27 Février 2026 , Rédigé par solidaires.org

Elections municipales : faire entendre la voix du monde du travail
Élections municipales : faire entendre la voix du monde du travail

Les 15 et 22 mars 2026 auront lieu les élections municipales sur l’ensemble du territoire français.

Les choix politiques des municipalités et communautés de communes ont un impact sur la vie des travailleurs et des travailleuses. Ainsi, elles ont des compétences pour la politique de la petite enfance, en terme d’accès au logement, d’organisation des transports, d’offre de soins, d’éducation…

L’Union syndicale Solidaires défend le développement des services publics sur tout le territoire. Avec le collectif Nos services publics et 23 autres organisations, l’Union syndicale Solidaires porte 14 exigences 
pour les services publics locaux.

Maintenir et développer les services publics, c’est garantir leur accès à tou·tes et lutter concrètement contre les inégalités. C’est également faire des choix environnementaux forts.

Pour les travailleurs et travailleuses qui ont le droit de vote, ces considérations sont à prendre en compte ainsi que le respect des libertés syndicales par les communes.

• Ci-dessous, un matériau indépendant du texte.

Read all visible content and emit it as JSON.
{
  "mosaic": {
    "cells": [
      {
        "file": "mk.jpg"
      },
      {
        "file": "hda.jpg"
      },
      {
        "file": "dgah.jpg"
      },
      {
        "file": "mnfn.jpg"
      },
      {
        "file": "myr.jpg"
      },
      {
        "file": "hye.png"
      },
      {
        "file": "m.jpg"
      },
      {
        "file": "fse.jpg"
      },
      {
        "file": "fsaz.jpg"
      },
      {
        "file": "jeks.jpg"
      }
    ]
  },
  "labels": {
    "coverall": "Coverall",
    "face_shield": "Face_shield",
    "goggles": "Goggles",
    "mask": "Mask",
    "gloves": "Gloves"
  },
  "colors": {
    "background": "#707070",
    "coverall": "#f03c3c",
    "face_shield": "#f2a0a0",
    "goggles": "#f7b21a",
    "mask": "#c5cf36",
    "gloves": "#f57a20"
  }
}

Ces élections municipales sont également marquées par la présence de nombreuses listes d’extrême droite, parfois en situation de remporter des municipalités. Celles-ci portent des orientations qui vont à l’encontre des intérêts du monde du travail. Elles pratiquent une féroce répression anti-syndicale à l’encontre des représentant·es des agents des collectivités territoriales, détruisent les services publics, mettent sous tutelle l’accès à la culture, s’attaquent à la solidarité, sèment la division et la haine.

Pour l’Union syndicale Solidaires, pas une voix ne doit aller aux listes de l’extrême droite.